CANBERRA: Chicago soybean futures on Thursday sat at their lowest since September 2020, pinned down by a strong dollar, a slide in soyoil prices and expectations of massive production early next year in top exporter Brazil.
Soybeans edge higher, but Brazilian crop outlook caps gains
Corn and wheat futures eased, tracking the fall in soybeans.
Fundamentals
The most-active soybean contract on the Chicago Board of Trade (CBOT) slid 0.2% to $9.50 a bushel at 0131 GMT, matching last session’s low. Prices fell 2.6% on Wednesday.
CBOT corn slipped 0.1% to $4.36-3/4 a bushel and wheat fell 0.5% to $5.38-1/2 a bushel. Both contracts are moving towards four-year lows reached earlier this year, though corn has further to go than wheat.
The US dollar shot to its strongest since November 2022 against a basket of currencies after the Federal Reserve on Wednesday signalled a slower pace of rate cuts in 2025.
A stronger dollar makes greenback-priced US crops less competitive in global markets, pressuring CBOT prices.
Production expectations in Brazil have risen following regular rainfall.
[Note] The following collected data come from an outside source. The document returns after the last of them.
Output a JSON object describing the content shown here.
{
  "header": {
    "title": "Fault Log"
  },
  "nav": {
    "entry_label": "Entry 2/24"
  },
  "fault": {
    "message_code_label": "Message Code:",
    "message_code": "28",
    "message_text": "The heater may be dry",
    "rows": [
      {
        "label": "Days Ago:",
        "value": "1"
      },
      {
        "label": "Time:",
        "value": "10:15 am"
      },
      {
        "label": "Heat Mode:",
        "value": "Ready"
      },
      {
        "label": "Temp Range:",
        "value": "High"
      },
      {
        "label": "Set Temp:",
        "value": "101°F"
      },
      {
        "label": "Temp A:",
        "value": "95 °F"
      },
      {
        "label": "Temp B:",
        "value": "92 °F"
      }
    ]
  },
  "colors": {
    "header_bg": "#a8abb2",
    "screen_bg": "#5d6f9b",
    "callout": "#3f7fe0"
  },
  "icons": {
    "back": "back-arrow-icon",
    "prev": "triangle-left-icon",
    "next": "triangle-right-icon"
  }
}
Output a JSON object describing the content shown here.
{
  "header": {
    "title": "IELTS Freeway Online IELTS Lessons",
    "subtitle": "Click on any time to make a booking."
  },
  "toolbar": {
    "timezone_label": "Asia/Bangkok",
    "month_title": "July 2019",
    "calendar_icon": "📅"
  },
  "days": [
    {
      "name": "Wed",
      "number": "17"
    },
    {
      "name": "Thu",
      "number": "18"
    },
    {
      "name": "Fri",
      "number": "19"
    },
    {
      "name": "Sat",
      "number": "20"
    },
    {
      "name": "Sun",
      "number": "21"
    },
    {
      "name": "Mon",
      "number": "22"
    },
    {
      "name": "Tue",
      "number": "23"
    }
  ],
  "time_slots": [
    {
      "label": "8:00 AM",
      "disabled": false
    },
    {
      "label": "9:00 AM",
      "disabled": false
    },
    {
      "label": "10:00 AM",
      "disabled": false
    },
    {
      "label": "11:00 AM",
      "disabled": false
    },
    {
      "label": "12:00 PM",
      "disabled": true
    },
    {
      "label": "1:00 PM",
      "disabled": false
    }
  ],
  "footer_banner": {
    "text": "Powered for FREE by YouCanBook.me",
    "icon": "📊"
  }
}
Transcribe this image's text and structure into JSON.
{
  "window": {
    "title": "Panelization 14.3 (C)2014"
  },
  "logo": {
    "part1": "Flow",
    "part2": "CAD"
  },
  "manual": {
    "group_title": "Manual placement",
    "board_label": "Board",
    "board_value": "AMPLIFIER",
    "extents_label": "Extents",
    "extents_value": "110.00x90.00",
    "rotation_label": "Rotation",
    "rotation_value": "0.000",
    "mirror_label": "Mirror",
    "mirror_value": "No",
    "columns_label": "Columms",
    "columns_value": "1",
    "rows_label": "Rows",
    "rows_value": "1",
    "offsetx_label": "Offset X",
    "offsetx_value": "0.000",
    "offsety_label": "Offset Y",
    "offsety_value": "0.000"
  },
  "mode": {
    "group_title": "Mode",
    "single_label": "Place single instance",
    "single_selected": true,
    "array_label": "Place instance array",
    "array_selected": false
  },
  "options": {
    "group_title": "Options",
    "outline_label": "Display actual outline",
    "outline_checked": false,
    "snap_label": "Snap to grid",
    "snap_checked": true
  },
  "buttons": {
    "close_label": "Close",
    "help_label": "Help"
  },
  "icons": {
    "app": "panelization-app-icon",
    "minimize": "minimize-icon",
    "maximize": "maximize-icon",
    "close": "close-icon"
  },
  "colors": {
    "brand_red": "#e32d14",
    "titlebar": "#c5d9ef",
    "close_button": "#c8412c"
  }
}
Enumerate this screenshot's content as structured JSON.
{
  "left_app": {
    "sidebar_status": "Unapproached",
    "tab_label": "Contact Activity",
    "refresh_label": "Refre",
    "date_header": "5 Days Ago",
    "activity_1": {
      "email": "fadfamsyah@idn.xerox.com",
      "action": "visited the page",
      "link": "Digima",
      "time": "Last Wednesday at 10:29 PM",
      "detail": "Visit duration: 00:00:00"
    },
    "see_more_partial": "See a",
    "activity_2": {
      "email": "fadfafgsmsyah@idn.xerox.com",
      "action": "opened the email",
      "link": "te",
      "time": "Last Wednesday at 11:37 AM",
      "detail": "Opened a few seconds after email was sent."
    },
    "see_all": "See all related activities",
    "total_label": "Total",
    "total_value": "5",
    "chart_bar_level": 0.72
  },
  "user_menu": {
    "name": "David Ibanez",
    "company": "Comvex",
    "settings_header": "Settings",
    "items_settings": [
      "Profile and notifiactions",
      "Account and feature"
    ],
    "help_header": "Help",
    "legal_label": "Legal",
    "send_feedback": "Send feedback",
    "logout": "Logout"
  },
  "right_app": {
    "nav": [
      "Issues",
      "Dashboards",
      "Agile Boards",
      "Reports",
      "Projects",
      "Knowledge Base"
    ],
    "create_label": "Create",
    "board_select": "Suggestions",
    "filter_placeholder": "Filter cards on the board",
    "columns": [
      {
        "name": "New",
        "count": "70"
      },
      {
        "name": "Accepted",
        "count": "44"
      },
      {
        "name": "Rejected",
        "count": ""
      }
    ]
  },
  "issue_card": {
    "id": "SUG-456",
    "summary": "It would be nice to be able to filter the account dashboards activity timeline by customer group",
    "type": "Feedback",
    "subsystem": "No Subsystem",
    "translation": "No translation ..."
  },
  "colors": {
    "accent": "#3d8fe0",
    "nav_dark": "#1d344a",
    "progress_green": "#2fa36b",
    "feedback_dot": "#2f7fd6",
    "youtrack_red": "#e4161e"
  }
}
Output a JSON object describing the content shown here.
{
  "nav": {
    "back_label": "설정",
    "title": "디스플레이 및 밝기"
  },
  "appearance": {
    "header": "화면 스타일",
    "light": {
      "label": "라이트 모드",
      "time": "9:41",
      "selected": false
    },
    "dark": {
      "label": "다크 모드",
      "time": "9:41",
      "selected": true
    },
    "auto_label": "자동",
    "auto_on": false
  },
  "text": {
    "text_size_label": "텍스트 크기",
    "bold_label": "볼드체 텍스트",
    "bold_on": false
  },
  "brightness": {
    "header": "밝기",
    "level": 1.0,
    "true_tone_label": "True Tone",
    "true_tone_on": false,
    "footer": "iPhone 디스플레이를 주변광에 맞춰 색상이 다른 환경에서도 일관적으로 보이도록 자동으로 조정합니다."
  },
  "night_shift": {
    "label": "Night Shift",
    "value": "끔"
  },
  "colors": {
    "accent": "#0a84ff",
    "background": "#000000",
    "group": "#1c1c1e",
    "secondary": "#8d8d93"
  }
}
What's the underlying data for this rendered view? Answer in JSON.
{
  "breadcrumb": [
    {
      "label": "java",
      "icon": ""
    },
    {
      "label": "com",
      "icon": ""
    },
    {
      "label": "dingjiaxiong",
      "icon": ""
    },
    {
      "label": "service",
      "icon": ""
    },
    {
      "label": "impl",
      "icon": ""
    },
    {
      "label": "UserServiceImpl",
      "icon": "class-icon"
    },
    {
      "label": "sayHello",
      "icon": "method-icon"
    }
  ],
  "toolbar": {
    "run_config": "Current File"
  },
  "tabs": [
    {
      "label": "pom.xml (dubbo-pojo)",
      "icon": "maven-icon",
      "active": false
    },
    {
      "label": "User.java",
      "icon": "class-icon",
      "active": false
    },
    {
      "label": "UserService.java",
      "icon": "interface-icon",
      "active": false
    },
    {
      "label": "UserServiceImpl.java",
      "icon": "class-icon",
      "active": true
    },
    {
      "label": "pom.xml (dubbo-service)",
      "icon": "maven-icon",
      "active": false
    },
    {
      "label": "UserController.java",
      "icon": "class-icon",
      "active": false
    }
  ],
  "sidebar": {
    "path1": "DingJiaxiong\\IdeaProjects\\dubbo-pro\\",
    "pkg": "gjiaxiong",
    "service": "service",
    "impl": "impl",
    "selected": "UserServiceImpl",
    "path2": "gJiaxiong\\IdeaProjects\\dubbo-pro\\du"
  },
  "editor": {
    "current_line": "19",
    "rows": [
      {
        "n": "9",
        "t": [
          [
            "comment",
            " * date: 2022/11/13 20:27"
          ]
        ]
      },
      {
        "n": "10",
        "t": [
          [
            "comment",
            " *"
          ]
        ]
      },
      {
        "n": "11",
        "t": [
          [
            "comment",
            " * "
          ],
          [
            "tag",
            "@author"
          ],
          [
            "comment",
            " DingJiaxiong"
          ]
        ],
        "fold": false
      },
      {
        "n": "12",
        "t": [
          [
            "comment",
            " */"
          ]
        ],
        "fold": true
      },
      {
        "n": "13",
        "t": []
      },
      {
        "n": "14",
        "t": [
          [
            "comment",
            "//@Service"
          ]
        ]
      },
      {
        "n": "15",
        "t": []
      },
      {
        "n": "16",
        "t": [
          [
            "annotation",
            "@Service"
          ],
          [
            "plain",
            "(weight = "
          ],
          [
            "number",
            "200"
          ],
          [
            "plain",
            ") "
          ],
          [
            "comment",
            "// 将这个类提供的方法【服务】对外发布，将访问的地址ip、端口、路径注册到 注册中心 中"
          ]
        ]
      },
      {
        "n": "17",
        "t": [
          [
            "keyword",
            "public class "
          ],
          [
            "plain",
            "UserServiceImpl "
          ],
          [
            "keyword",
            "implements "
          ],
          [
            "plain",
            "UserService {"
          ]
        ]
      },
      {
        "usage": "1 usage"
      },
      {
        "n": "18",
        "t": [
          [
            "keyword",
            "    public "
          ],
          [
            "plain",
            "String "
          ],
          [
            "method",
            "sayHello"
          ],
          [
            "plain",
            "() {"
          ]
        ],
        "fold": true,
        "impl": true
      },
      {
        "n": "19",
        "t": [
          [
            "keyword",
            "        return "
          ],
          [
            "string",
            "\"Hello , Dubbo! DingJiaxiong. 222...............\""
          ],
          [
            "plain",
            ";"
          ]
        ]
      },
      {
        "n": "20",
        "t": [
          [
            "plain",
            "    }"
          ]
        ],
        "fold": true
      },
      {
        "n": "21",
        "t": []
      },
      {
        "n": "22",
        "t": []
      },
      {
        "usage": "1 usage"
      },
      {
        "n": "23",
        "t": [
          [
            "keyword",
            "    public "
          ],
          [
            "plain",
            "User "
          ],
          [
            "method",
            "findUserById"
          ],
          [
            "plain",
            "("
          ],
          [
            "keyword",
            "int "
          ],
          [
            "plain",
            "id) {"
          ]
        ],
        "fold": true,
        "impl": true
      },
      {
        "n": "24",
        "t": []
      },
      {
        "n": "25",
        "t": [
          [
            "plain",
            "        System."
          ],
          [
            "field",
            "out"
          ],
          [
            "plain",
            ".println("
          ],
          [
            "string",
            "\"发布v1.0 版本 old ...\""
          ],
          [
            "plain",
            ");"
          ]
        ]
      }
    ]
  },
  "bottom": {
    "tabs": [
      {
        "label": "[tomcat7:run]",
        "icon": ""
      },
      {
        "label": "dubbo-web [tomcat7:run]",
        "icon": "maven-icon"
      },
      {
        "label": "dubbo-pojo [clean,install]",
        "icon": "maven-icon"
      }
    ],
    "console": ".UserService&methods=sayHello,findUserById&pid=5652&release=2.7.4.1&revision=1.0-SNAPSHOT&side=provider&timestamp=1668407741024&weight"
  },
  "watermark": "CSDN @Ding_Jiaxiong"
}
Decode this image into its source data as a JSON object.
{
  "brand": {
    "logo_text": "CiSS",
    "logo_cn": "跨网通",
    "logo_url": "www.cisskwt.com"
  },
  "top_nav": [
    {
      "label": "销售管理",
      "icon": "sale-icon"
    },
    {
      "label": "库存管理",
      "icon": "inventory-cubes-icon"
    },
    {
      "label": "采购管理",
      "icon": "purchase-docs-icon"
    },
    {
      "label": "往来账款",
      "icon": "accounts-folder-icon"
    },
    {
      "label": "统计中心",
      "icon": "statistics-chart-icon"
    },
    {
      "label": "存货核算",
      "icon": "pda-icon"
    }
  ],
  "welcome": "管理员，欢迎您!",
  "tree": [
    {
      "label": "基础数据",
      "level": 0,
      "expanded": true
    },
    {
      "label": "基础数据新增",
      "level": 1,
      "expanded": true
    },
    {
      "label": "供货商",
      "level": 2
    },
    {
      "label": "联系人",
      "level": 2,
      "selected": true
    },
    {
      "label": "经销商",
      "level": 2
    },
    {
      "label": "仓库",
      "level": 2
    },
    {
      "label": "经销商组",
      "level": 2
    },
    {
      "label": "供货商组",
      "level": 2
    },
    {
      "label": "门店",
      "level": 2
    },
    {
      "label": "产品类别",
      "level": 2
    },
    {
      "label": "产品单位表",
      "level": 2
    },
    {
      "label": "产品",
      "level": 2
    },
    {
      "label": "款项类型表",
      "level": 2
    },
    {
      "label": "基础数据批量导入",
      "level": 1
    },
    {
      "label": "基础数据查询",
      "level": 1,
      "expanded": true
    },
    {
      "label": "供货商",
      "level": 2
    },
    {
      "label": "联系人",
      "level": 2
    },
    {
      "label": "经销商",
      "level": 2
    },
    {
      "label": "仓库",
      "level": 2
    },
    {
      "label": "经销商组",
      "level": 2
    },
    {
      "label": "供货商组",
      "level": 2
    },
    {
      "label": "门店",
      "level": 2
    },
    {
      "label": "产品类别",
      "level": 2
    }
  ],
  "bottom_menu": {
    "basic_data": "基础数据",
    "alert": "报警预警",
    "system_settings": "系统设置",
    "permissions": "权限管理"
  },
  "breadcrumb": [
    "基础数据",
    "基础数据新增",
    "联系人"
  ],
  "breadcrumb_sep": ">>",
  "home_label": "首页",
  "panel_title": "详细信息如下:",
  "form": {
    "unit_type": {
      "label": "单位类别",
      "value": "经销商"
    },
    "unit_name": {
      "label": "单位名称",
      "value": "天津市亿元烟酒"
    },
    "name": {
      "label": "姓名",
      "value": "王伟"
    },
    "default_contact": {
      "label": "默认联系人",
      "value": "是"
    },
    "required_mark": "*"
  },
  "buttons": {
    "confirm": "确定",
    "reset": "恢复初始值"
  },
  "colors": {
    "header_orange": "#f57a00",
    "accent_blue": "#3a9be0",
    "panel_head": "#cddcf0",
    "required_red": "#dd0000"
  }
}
This week AgRural predicted a record 2024-25 crop of 171.5 million metric tons and another consultancy, Patria Agronegocios, forecast a 170.41 million ton harvest.
The Brazilian real weakened by around 30% against the dollar this year, helping Brazil’s exporters undercut US rivals.
CBOT soyoil futures plunged this week after news on Tuesday said a stopgap US government funding bill did not include support for biodiesel among other agriculture-related policies and spending.
“Edible oil prices and meal prices are both falling, with soybean prices following, providing a drag on corn and wheat prices that are trying to hold areas of chart support,” StoneX analyst Arlan Suderman said.